A warmth spread through her chest, melting the last of her frustration.
Ares: I shouldn't have gotten so sharp. I know you've been working hard. It's a stressful project. Kairos:It is. But it's a good one. And I'd rather be stressed doing this with you than bored doing anything else.
Ares's breath caught in her throat. She looked up at Selene, who was watching her with that infuriatingly perceptive expression.
"Well?" Selene asked.
"He apologized," Ares said, her voice soft. "He figured out the bug. It was on his end."

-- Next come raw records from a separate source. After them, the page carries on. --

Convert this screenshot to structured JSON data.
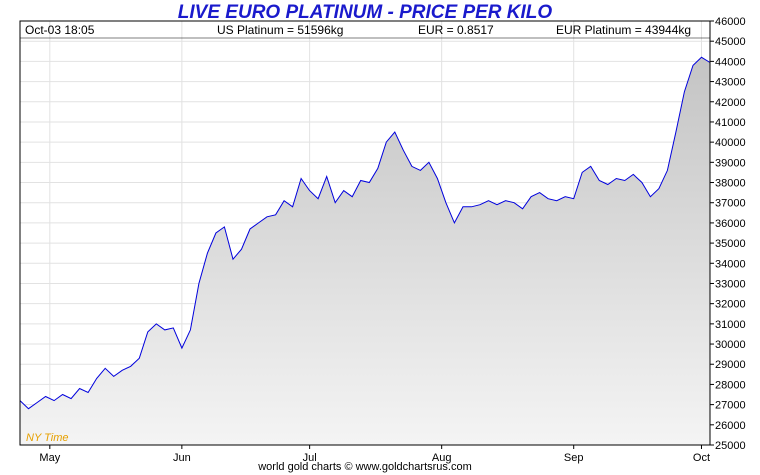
{
  "header": {
    "title": "LIVE EURO PLATINUM - PRICE PER KILO",
    "timestamp": "Oct-03  18:05",
    "us_platinum": "US Platinum = 51596kg",
    "eur_rate": "EUR = 0.8517",
    "eur_platinum": "EUR Platinum = 43944kg"
  },
  "footer": "world gold charts © www.goldchartsrus.com",
  "timezone_label": "NY Time",
  "colors": {
    "title": "#1a1acc",
    "line": "#0000dd",
    "fill_top": "#c4c4c4",
    "fill_bottom": "#f4f4f4",
    "timezone": "#e6a000"
  },
  "chart_data": {
    "type": "area",
    "title": "LIVE EURO PLATINUM - PRICE PER KILO",
    "xlabel": "",
    "ylabel": "",
    "ylim": [
      25000,
      46000
    ],
    "y_ticks": [
      25000,
      26000,
      27000,
      28000,
      29000,
      30000,
      31000,
      32000,
      33000,
      34000,
      35000,
      36000,
      37000,
      38000,
      39000,
      40000,
      41000,
      42000,
      43000,
      44000,
      45000,
      46000
    ],
    "x_range": [
      "Apr-24",
      "Oct-03"
    ],
    "x_ticks": [
      {
        "label": "May",
        "date": "May-01"
      },
      {
        "label": "Jun",
        "date": "Jun-01"
      },
      {
        "label": "Jul",
        "date": "Jul-01"
      },
      {
        "label": "Aug",
        "date": "Aug-01"
      },
      {
        "label": "Sep",
        "date": "Sep-01"
      },
      {
        "label": "Oct",
        "date": "Oct-01"
      }
    ],
    "grid": true,
    "legend": "none",
    "series": [
      {
        "x": [
          "Apr-24",
          "Apr-26",
          "Apr-28",
          "Apr-30",
          "May-02",
          "May-04",
          "May-06",
          "May-08",
          "May-10",
          "May-12",
          "May-14",
          "May-16",
          "May-18",
          "May-20",
          "May-22",
          "May-24",
          "May-26",
          "May-28",
          "May-30",
          "Jun-01",
          "Jun-03",
          "Jun-05",
          "Jun-07",
          "Jun-09",
          "Jun-11",
          "Jun-13",
          "Jun-15",
          "Jun-17",
          "Jun-19",
          "Jun-21",
          "Jun-23",
          "Jun-25",
          "Jun-27",
          "Jun-29",
          "Jul-01",
          "Jul-03",
          "Jul-05",
          "Jul-07",
          "Jul-09",
          "Jul-11",
          "Jul-13",
          "Jul-15",
          "Jul-17",
          "Jul-19",
          "Jul-21",
          "Jul-23",
          "Jul-25",
          "Jul-27",
          "Jul-29",
          "Jul-31",
          "Aug-02",
          "Aug-04",
          "Aug-06",
          "Aug-08",
          "Aug-10",
          "Aug-12",
          "Aug-14",
          "Aug-16",
          "Aug-18",
          "Aug-20",
          "Aug-22",
          "Aug-24",
          "Aug-26",
          "Aug-28",
          "Aug-30",
          "Sep-01",
          "Sep-03",
          "Sep-05",
          "Sep-07",
          "Sep-09",
          "Sep-11",
          "Sep-13",
          "Sep-15",
          "Sep-17",
          "Sep-19",
          "Sep-21",
          "Sep-23",
          "Sep-25",
          "Sep-27",
          "Sep-29",
          "Oct-01",
          "Oct-03"
        ],
        "values": [
          27200,
          26800,
          27100,
          27400,
          27200,
          27500,
          27300,
          27800,
          27600,
          28300,
          28800,
          28400,
          28700,
          28900,
          29300,
          30600,
          31000,
          30700,
          30800,
          29800,
          30700,
          33000,
          34500,
          35500,
          35800,
          34200,
          34700,
          35700,
          36000,
          36300,
          36400,
          37100,
          36800,
          38200,
          37600,
          37200,
          38300,
          37000,
          37600,
          37300,
          38100,
          38000,
          38700,
          40000,
          40500,
          39600,
          38800,
          38600,
          39000,
          38200,
          37000,
          36000,
          36800,
          36800,
          36900,
          37100,
          36900,
          37100,
          37000,
          36700,
          37300,
          37500,
          37200,
          37100,
          37300,
          37200,
          38500,
          38800,
          38100,
          37900,
          38200,
          38100,
          38400,
          38000,
          37300,
          37700,
          38600,
          40500,
          42500,
          43800,
          44200,
          43944
        ]
      }
    ]
  }
}
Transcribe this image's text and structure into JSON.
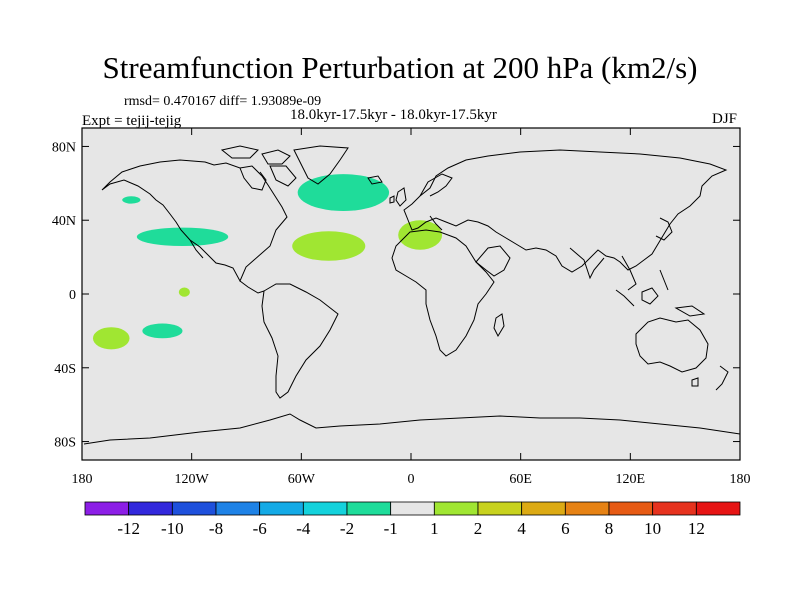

Selene's smile widened. "And?"
"And…" Ares felt a small smile touch her own lips. "And he said he'd rather be stressed doing the project with me than bored doing anything else."
Selene threw the stress ball at her. It bounced harmlessly off her shoulder. "Told you. He's a keeper. Now stop analyzing the data serialization of his apology and just accept it."
Ares shook her head, laughing softly. She typed back.
Ares: Apology accepted. And for the record… same. Ares:Get some rest. We can tackle the map again tomorrow. With fully typed numbers.
She put the phone down, feeling a equilibrium return. The fight, as stupid as it was, had somehow… cleared the air. They'd hit a snag, and they'd gotten through it. Not perfectly, but they'd gotten through it.
"He's lucky, you know," Selene said, standing up to leave. "Most people don't get a second chance after seeing the infamous Ares Peterson freeze-out."
"It's not a freeze-out," Ares protested.
"It's a glacier, little sister," Selene said with a wink from the doorway. "A very elegant, very precise, and very cold glacier. Now, are you done coding for the night? There's a terrible reality TV show with our names on it."
For the first time all week, Ares didn't think about code or schemas or APIs. She thought about Kairos's apology, and her sister's wisdom.
"Yeah," she said, closing her laptop. "I'm done." Some things were more important than perfectly typed numbers.